Publications of the Week, February 17

2020-02-17

Transfusion strategies in nonbleeding critically ill adults: European guidelines in a nutshell. Part 1 

Vlaar AP, Oczkowski S, de Bruin S, et al. Transfusion strategies in non-bleeding critically ill adults: a clinical practice guideline from the European Society of Intensive Care Medicine. Intensive Care Med. 2020 Jan 7. doi: 10.1007/s00134-019-05884-8. [Epub ahead of print] PubMed PMID: 31912207.

The guidelines from the European Society of Intensive Care Medicine (ESICM) provide recommendations and suggestions (conditional or weak recommendations) on the transfusion of different blood products, including platelets and plasma, in nonbleeding critically ill adults.

Strong recommendations are issued when most individuals would want the recommended course of action. Clinicians should adhere to this course of action in most situations and would need a compelling reason not to follow it. These recommendations may also provide a framework for hospital-based transfusion policies and benchmarks for performance measures. With weak recommendations (suggestions), the majority of patients would want the suggested course of action but many would not, and clinicians should tailor their actions to individual circumstances and to patient values and preferences. This recommendation scheme is part of the widely used GRADE system.
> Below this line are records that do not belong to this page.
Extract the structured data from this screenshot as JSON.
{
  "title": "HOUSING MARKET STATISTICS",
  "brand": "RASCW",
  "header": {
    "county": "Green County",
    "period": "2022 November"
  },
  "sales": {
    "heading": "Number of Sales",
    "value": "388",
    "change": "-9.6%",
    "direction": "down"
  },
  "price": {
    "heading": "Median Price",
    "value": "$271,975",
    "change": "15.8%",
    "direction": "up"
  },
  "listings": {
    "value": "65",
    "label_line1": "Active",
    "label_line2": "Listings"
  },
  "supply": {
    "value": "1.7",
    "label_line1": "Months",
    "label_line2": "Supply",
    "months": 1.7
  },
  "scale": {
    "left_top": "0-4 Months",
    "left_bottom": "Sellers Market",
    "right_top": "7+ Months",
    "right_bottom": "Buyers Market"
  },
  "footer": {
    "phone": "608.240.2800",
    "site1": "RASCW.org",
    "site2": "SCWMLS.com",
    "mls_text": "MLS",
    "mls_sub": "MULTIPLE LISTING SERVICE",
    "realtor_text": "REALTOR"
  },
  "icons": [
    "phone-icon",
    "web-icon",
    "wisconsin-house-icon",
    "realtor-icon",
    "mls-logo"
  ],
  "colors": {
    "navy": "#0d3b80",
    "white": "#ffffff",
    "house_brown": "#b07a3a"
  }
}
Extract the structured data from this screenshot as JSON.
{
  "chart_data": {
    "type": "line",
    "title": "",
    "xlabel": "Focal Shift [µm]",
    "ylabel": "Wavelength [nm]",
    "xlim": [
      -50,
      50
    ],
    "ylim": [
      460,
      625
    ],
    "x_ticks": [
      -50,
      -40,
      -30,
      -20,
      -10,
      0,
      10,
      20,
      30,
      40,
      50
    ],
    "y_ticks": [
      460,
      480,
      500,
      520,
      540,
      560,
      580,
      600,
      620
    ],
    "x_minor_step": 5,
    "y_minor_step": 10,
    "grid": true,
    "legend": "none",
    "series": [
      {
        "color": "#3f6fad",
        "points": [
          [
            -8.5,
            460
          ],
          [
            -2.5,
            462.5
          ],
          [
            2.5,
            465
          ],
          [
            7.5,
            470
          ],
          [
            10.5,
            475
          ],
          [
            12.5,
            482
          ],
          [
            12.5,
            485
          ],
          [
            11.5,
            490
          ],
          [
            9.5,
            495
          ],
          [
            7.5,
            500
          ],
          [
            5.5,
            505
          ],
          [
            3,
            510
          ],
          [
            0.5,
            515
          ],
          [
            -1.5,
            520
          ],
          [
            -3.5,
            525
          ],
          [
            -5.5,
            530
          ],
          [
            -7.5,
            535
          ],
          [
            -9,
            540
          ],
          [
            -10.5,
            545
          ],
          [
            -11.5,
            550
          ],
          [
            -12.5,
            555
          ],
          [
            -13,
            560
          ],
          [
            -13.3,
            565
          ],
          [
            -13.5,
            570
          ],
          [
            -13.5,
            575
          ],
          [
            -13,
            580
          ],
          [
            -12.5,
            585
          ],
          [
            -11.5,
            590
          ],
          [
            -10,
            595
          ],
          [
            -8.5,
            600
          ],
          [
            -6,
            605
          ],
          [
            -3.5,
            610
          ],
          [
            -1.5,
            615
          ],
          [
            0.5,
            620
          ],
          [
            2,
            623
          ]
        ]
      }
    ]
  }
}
The ESICM guideline authors state that although benefits of blood product transfusion may be intuitive, they are also associated with risks, including hemolysis, acute lung injury, and volume overload.

In terms of red blood cell transfusions, the recommendations are:

  • In favor of a restrictive transfusion threshold (70 g/L) versus a liberal transfusion threshold (90 g/L) in most populations, including those with acute respiratory distress syndrome (ARDS) (moderate quality of evidence/certainty/confidence; see exclusions below).
  • In favor of a restrictive transfusion threshold (75 g/L) versus a liberal transfusion threshold (85-90 g/L) in adults undergoing cardiac surgery (moderate confidence).
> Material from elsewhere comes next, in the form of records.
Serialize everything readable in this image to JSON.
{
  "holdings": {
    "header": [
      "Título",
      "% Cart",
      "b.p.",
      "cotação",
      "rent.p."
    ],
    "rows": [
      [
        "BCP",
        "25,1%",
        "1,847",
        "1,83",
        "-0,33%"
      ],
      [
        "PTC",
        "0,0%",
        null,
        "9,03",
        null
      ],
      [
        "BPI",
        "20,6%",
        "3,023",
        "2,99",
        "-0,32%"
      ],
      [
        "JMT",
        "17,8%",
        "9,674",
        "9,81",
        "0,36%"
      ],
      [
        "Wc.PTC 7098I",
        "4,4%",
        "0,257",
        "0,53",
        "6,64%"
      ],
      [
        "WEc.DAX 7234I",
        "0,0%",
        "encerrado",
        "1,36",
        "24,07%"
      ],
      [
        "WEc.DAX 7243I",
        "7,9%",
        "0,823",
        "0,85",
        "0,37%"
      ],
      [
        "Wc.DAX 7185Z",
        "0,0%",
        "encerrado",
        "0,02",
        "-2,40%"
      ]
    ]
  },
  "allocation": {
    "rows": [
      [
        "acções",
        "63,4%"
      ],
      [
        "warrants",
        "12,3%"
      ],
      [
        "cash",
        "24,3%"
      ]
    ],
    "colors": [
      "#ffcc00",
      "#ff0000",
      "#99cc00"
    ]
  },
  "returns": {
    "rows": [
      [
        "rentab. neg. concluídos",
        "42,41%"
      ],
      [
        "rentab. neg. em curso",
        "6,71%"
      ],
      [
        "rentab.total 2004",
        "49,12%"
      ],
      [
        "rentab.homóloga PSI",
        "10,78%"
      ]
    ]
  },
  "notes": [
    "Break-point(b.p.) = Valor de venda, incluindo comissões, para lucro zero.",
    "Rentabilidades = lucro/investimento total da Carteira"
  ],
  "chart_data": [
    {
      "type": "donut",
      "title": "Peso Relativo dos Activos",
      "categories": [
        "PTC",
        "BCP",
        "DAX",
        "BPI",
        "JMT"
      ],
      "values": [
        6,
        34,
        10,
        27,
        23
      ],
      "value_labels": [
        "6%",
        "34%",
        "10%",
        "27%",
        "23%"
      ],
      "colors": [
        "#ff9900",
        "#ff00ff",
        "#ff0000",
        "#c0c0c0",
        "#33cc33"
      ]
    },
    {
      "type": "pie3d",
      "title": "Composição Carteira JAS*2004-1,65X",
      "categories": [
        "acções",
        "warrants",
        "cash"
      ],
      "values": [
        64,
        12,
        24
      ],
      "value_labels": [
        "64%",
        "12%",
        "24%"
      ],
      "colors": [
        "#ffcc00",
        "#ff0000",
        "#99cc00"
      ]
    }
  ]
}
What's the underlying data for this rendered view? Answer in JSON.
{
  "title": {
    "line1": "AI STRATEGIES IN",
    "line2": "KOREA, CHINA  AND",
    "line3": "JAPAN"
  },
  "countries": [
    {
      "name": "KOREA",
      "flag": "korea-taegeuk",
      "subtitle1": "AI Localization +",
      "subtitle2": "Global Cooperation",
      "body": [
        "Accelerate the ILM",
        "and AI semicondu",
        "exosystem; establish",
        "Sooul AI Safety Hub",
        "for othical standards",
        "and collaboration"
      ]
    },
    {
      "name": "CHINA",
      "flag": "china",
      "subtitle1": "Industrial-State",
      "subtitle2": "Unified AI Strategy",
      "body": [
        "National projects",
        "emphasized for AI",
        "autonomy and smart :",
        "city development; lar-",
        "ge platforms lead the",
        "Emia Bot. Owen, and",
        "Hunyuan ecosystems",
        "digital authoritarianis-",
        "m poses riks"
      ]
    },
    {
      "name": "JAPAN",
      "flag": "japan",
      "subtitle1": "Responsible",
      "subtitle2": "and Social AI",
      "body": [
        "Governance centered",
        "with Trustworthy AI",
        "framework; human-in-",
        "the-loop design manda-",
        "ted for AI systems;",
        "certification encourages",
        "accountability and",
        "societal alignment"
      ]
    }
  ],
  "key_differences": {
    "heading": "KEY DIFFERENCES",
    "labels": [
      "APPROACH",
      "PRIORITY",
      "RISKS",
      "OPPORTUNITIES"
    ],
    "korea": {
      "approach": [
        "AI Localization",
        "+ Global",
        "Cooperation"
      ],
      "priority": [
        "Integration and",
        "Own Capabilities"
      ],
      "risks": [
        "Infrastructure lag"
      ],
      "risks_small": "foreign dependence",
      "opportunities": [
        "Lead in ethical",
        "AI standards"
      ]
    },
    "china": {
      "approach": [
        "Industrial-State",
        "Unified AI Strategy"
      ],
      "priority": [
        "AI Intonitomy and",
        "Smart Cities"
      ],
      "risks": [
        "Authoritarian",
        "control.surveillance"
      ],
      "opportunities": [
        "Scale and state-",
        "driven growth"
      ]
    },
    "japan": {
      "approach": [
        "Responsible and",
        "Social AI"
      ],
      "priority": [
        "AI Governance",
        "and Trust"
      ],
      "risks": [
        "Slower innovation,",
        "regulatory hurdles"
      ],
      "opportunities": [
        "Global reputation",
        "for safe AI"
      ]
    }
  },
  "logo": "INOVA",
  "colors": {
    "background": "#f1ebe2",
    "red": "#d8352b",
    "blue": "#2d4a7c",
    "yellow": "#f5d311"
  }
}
In terms of red blood cell transfusions, the suggestions (weak recommendations) are:

  • In favor of a liberal transfusion threshold (90-100 g/L) versus a restrictive threshold (70 g/L) in patients with acute coronary syndromes (low confidence).
  • In favor of a restrictive transfusion threshold (70 g/L) versus a liberal transfusion threshold (90 g/L) in patients with sepsis and septic shock (moderate confidence).
  • In favor of a restrictive transfusion threshold (70 g/L) versus a liberal transfusion threshold (90 g/L) in patients with prolonged weaning from mechanical ventilation (low confidence).
  • In favor of using hemoglobin concentration or hematocrit to guide transfusion thresholds versus using acidosis, arrhythmia, electrocardiographic (ECG) changes, or mixed or central venous blood oxygenation for this purpose.
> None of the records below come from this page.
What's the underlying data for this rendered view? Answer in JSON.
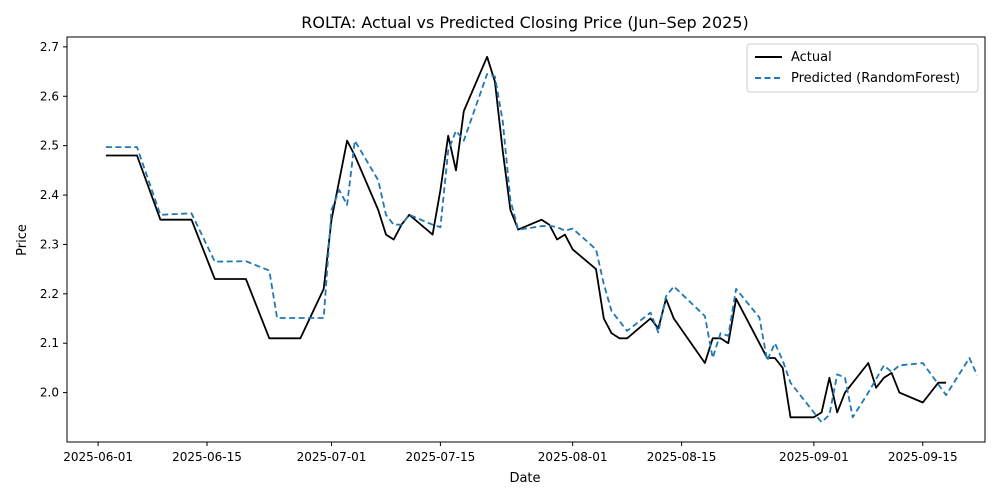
{
  "chart_data": {
    "type": "line",
    "title": "ROLTA: Actual vs Predicted Closing Price (Jun–Sep 2025)",
    "xlabel": "Date",
    "ylabel": "Price",
    "x_ticks": [
      "2025-06-01",
      "2025-06-15",
      "2025-07-01",
      "2025-07-15",
      "2025-08-01",
      "2025-08-15",
      "2025-09-01",
      "2025-09-15"
    ],
    "y_ticks": [
      "2.0",
      "2.1",
      "2.2",
      "2.3",
      "2.4",
      "2.5",
      "2.6",
      "2.7"
    ],
    "xlim": [
      "2025-05-28",
      "2025-09-23"
    ],
    "ylim": [
      1.9,
      2.72
    ],
    "grid": false,
    "legend_position": "top-right",
    "colors": {
      "actual": "#000000",
      "predicted": "#1f77b4"
    },
    "series": [
      {
        "name": "Actual",
        "line_style": "solid",
        "points": [
          [
            "2025-06-02",
            2.48
          ],
          [
            "2025-06-06",
            2.48
          ],
          [
            "2025-06-09",
            2.35
          ],
          [
            "2025-06-13",
            2.35
          ],
          [
            "2025-06-16",
            2.23
          ],
          [
            "2025-06-20",
            2.23
          ],
          [
            "2025-06-23",
            2.11
          ],
          [
            "2025-06-27",
            2.11
          ],
          [
            "2025-06-30",
            2.21
          ],
          [
            "2025-07-01",
            2.35
          ],
          [
            "2025-07-02",
            2.43
          ],
          [
            "2025-07-03",
            2.51
          ],
          [
            "2025-07-04",
            2.48
          ],
          [
            "2025-07-07",
            2.37
          ],
          [
            "2025-07-08",
            2.32
          ],
          [
            "2025-07-09",
            2.31
          ],
          [
            "2025-07-10",
            2.34
          ],
          [
            "2025-07-11",
            2.36
          ],
          [
            "2025-07-14",
            2.32
          ],
          [
            "2025-07-15",
            2.41
          ],
          [
            "2025-07-16",
            2.52
          ],
          [
            "2025-07-17",
            2.45
          ],
          [
            "2025-07-18",
            2.57
          ],
          [
            "2025-07-21",
            2.68
          ],
          [
            "2025-07-22",
            2.63
          ],
          [
            "2025-07-23",
            2.49
          ],
          [
            "2025-07-24",
            2.37
          ],
          [
            "2025-07-25",
            2.33
          ],
          [
            "2025-07-28",
            2.35
          ],
          [
            "2025-07-29",
            2.34
          ],
          [
            "2025-07-30",
            2.31
          ],
          [
            "2025-07-31",
            2.32
          ],
          [
            "2025-08-01",
            2.29
          ],
          [
            "2025-08-04",
            2.25
          ],
          [
            "2025-08-05",
            2.15
          ],
          [
            "2025-08-06",
            2.12
          ],
          [
            "2025-08-07",
            2.11
          ],
          [
            "2025-08-08",
            2.11
          ],
          [
            "2025-08-11",
            2.15
          ],
          [
            "2025-08-12",
            2.13
          ],
          [
            "2025-08-13",
            2.19
          ],
          [
            "2025-08-14",
            2.15
          ],
          [
            "2025-08-18",
            2.06
          ],
          [
            "2025-08-19",
            2.11
          ],
          [
            "2025-08-20",
            2.11
          ],
          [
            "2025-08-21",
            2.1
          ],
          [
            "2025-08-22",
            2.19
          ],
          [
            "2025-08-25",
            2.1
          ],
          [
            "2025-08-26",
            2.07
          ],
          [
            "2025-08-27",
            2.07
          ],
          [
            "2025-08-28",
            2.05
          ],
          [
            "2025-08-29",
            1.95
          ],
          [
            "2025-09-01",
            1.95
          ],
          [
            "2025-09-02",
            1.96
          ],
          [
            "2025-09-03",
            2.03
          ],
          [
            "2025-09-04",
            1.96
          ],
          [
            "2025-09-05",
            2.0
          ],
          [
            "2025-09-08",
            2.06
          ],
          [
            "2025-09-09",
            2.01
          ],
          [
            "2025-09-10",
            2.03
          ],
          [
            "2025-09-11",
            2.04
          ],
          [
            "2025-09-12",
            2.0
          ],
          [
            "2025-09-15",
            1.98
          ],
          [
            "2025-09-17",
            2.02
          ],
          [
            "2025-09-18",
            2.02
          ]
        ]
      },
      {
        "name": "Predicted (RandomForest)",
        "line_style": "dashed",
        "points": [
          [
            "2025-06-02",
            2.497
          ],
          [
            "2025-06-06",
            2.497
          ],
          [
            "2025-06-09",
            2.36
          ],
          [
            "2025-06-13",
            2.363
          ],
          [
            "2025-06-16",
            2.265
          ],
          [
            "2025-06-20",
            2.266
          ],
          [
            "2025-06-23",
            2.247
          ],
          [
            "2025-06-24",
            2.151
          ],
          [
            "2025-06-27",
            2.151
          ],
          [
            "2025-06-30",
            2.151
          ],
          [
            "2025-07-01",
            2.37
          ],
          [
            "2025-07-02",
            2.41
          ],
          [
            "2025-07-03",
            2.38
          ],
          [
            "2025-07-04",
            2.51
          ],
          [
            "2025-07-07",
            2.43
          ],
          [
            "2025-07-08",
            2.36
          ],
          [
            "2025-07-09",
            2.34
          ],
          [
            "2025-07-10",
            2.34
          ],
          [
            "2025-07-11",
            2.36
          ],
          [
            "2025-07-14",
            2.34
          ],
          [
            "2025-07-15",
            2.335
          ],
          [
            "2025-07-16",
            2.49
          ],
          [
            "2025-07-17",
            2.53
          ],
          [
            "2025-07-18",
            2.51
          ],
          [
            "2025-07-21",
            2.645
          ],
          [
            "2025-07-22",
            2.64
          ],
          [
            "2025-07-23",
            2.55
          ],
          [
            "2025-07-24",
            2.39
          ],
          [
            "2025-07-25",
            2.33
          ],
          [
            "2025-07-28",
            2.337
          ],
          [
            "2025-07-29",
            2.338
          ],
          [
            "2025-07-30",
            2.335
          ],
          [
            "2025-07-31",
            2.328
          ],
          [
            "2025-08-01",
            2.332
          ],
          [
            "2025-08-04",
            2.29
          ],
          [
            "2025-08-05",
            2.22
          ],
          [
            "2025-08-06",
            2.165
          ],
          [
            "2025-08-07",
            2.145
          ],
          [
            "2025-08-08",
            2.125
          ],
          [
            "2025-08-11",
            2.162
          ],
          [
            "2025-08-12",
            2.122
          ],
          [
            "2025-08-13",
            2.195
          ],
          [
            "2025-08-14",
            2.215
          ],
          [
            "2025-08-18",
            2.155
          ],
          [
            "2025-08-19",
            2.07
          ],
          [
            "2025-08-20",
            2.12
          ],
          [
            "2025-08-21",
            2.115
          ],
          [
            "2025-08-22",
            2.21
          ],
          [
            "2025-08-25",
            2.152
          ],
          [
            "2025-08-26",
            2.065
          ],
          [
            "2025-08-27",
            2.1
          ],
          [
            "2025-08-28",
            2.065
          ],
          [
            "2025-08-29",
            2.02
          ],
          [
            "2025-09-01",
            1.96
          ],
          [
            "2025-09-02",
            1.94
          ],
          [
            "2025-09-03",
            1.955
          ],
          [
            "2025-09-04",
            2.037
          ],
          [
            "2025-09-05",
            2.03
          ],
          [
            "2025-09-06",
            1.95
          ],
          [
            "2025-09-08",
            2.0
          ],
          [
            "2025-09-10",
            2.055
          ],
          [
            "2025-09-11",
            2.042
          ],
          [
            "2025-09-12",
            2.055
          ],
          [
            "2025-09-15",
            2.06
          ],
          [
            "2025-09-18",
            1.995
          ],
          [
            "2025-09-21",
            2.07
          ],
          [
            "2025-09-22",
            2.035
          ]
        ]
      }
    ]
  }
}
The authors also identified populations of anemic patients in whom they could not make recommendations and stated that both liberal and restrictive strategies remain appropriate pending further data:

  • Patients with acute neurologic injury (eg, traumatic brain injury, subarachnoid hemorrhage, stroke).
  • Patients undergoing venovenous or venoarterial extracorporeal membrane oxygenation (ECMO).
  • Patients with oncologic and hematologic-oncologic conditions.
  • Elderly patients: The panel recognized that with advancing age the potential benefits and harms of transfusion might differ. There was insufficient evidence to suggest a clear age threshold where the other transfusion guidelines would no longer apply; indeed, many of the randomized trials evaluated for the guideline had “elderly” populations (mean age, ~65 years). However, whether this evidence still applies to those who are >80 or >90 years of age is unclear.